Aussi, le principe de « neutralité », cher à la Commission, est-il un principe obsolète. Il entretient un déni de réalité. C’est bien la Chine qui est à l’origine de ce grand dérèglement des échanges mondiaux : son système d’ « économie de marché socialiste », est un capitalisme d’État qui est la source de toutes de ces « distorsions de marché ». La Chine bénéficie d’un système dérogatoire général auquel il faut mettre fin.

Entendons-nous bien, il ne s’agit pas ici de plaider sortir des règles de l’économie de marché mais de cesser de vouloir appliquer sa doctrine du libre-échange, qui ne peut s’appliquer que si tous les pays jouent une seule et même partition. Le « capitalisme d’État » est devenu le point aveugle du système OMC. Le système multilatéral a été bâti sur une fiction : les États créent le cadre mais les acteurs du commerce sont privés et répondent à la logique du marché. La Chine démontre qu’un État peut rester central dans le capital et l’allocation du crédit tout en étant profondément inséré dans le commerce mondial.

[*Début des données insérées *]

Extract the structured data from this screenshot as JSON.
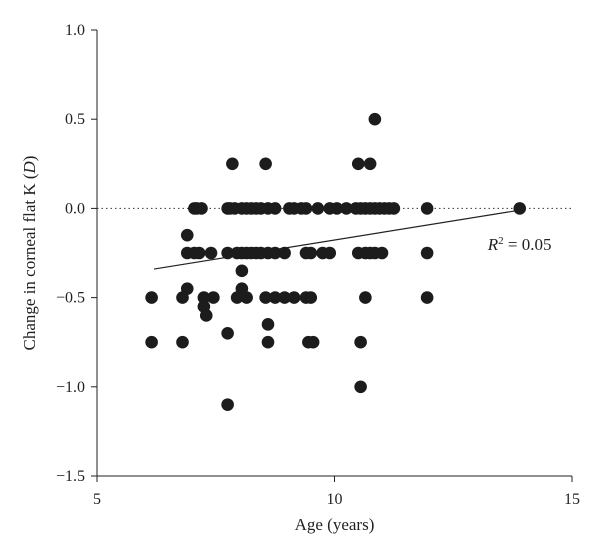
{
  "chart_data": {
    "type": "scatter",
    "title": "",
    "xlabel": "Age (years)",
    "ylabel_main": "Change in corneal flat K (",
    "ylabel_unit": "D",
    "ylabel_close": ")",
    "xlim": [
      5,
      15
    ],
    "ylim": [
      -1.5,
      1.0
    ],
    "xticks": [
      5,
      10,
      15
    ],
    "xtick_labels": [
      "5",
      "10",
      "15"
    ],
    "yticks": [
      1.0,
      0.5,
      0.0,
      -0.5,
      -1.0,
      -1.5
    ],
    "ytick_labels": [
      "1.0",
      "0.5",
      "0.0",
      "−0.5",
      "−1.0",
      "−1.5"
    ],
    "grid": false,
    "reference_line": {
      "y": 0.0,
      "style": "dotted"
    },
    "trendline": {
      "x": [
        6.2,
        13.9
      ],
      "y": [
        -0.34,
        -0.01
      ]
    },
    "annotation": {
      "base": "R",
      "sup": "2",
      "rest": " = 0.05",
      "x": 13.9,
      "y": -0.2
    },
    "points": [
      [
        6.15,
        -0.5
      ],
      [
        6.15,
        -0.75
      ],
      [
        6.8,
        -0.5
      ],
      [
        6.8,
        -0.75
      ],
      [
        6.9,
        -0.15
      ],
      [
        6.9,
        -0.25
      ],
      [
        6.9,
        -0.45
      ],
      [
        7.05,
        0.0
      ],
      [
        7.05,
        -0.25
      ],
      [
        7.1,
        0.0
      ],
      [
        7.2,
        0.0
      ],
      [
        7.15,
        -0.25
      ],
      [
        7.25,
        -0.5
      ],
      [
        7.25,
        -0.55
      ],
      [
        7.3,
        -0.6
      ],
      [
        7.4,
        -0.25
      ],
      [
        7.45,
        -0.5
      ],
      [
        7.75,
        0.0
      ],
      [
        7.75,
        -0.25
      ],
      [
        7.8,
        0.0
      ],
      [
        7.75,
        -0.7
      ],
      [
        7.75,
        -1.1
      ],
      [
        7.85,
        0.25
      ],
      [
        7.9,
        0.0
      ],
      [
        7.95,
        -0.25
      ],
      [
        7.95,
        -0.5
      ],
      [
        8.05,
        0.0
      ],
      [
        8.05,
        -0.25
      ],
      [
        8.05,
        -0.35
      ],
      [
        8.05,
        -0.45
      ],
      [
        8.15,
        0.0
      ],
      [
        8.15,
        -0.25
      ],
      [
        8.15,
        -0.5
      ],
      [
        8.25,
        0.0
      ],
      [
        8.25,
        -0.25
      ],
      [
        8.35,
        0.0
      ],
      [
        8.35,
        -0.25
      ],
      [
        8.45,
        0.0
      ],
      [
        8.45,
        -0.25
      ],
      [
        8.55,
        0.25
      ],
      [
        8.55,
        -0.5
      ],
      [
        8.6,
        0.0
      ],
      [
        8.6,
        -0.25
      ],
      [
        8.6,
        -0.65
      ],
      [
        8.6,
        -0.75
      ],
      [
        8.75,
        0.0
      ],
      [
        8.75,
        -0.25
      ],
      [
        8.75,
        -0.5
      ],
      [
        8.95,
        -0.25
      ],
      [
        8.95,
        -0.5
      ],
      [
        9.05,
        0.0
      ],
      [
        9.15,
        0.0
      ],
      [
        9.15,
        -0.5
      ],
      [
        9.3,
        0.0
      ],
      [
        9.4,
        0.0
      ],
      [
        9.4,
        -0.25
      ],
      [
        9.4,
        -0.5
      ],
      [
        9.45,
        -0.75
      ],
      [
        9.5,
        -0.25
      ],
      [
        9.5,
        -0.5
      ],
      [
        9.55,
        -0.75
      ],
      [
        9.65,
        0.0
      ],
      [
        9.75,
        -0.25
      ],
      [
        9.9,
        0.0
      ],
      [
        9.9,
        -0.25
      ],
      [
        10.05,
        0.0
      ],
      [
        10.25,
        0.0
      ],
      [
        10.45,
        0.0
      ],
      [
        10.5,
        0.25
      ],
      [
        10.5,
        -0.25
      ],
      [
        10.55,
        0.0
      ],
      [
        10.55,
        -0.75
      ],
      [
        10.55,
        -1.0
      ],
      [
        10.65,
        0.0
      ],
      [
        10.65,
        -0.25
      ],
      [
        10.65,
        -0.5
      ],
      [
        10.75,
        0.25
      ],
      [
        10.75,
        0.0
      ],
      [
        10.75,
        -0.25
      ],
      [
        10.85,
        0.5
      ],
      [
        10.85,
        0.0
      ],
      [
        10.85,
        -0.25
      ],
      [
        10.95,
        0.0
      ],
      [
        11.0,
        -0.25
      ],
      [
        11.05,
        0.0
      ],
      [
        11.15,
        0.0
      ],
      [
        11.25,
        0.0
      ],
      [
        11.95,
        0.0
      ],
      [
        11.95,
        -0.25
      ],
      [
        11.95,
        -0.5
      ],
      [
        13.9,
        0.0
      ]
    ]
  }
}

Les États membres ont laissé ce vice de construction saper les principes mêmes de l’OMC. L’affaire China-State-Owned Enterprises n’a jamais été menée à terme, faute de consensus sur ce qu’est une « subvention d’État », ni quand l’État est à la fois actionnaire et régulateur. Ce contentieux posait en creux la question centrale du capitalisme d’État chinois. Un groupe spécial fut constitué mais les procédures ont été suspendues en 2019, à la demande conjointe de l’UE et de la Chine, probablement pour laisser place à la négociation bilatérale – négociation de l’accord sur les investissements, mort-né, et pour éviter un précédent trop sensible. Ce cas montre que l’OMC n’a pas d’outils conceptuels pour encadrer un capitalisme d’État systémique, dirigé par un parti unique et omnipotent dans les affaires économiques. C’est l’un des points de blocage majeurs de la réforme de l’OMC.

Pour espérer amener la Chine à envisager une autre politique, il faudra s’attaquer tôt ou tard aux fondements de sa politique économique. A défaut, son 15ème plan quinquennal risque d’être plus dévastateur encore pour nos économies.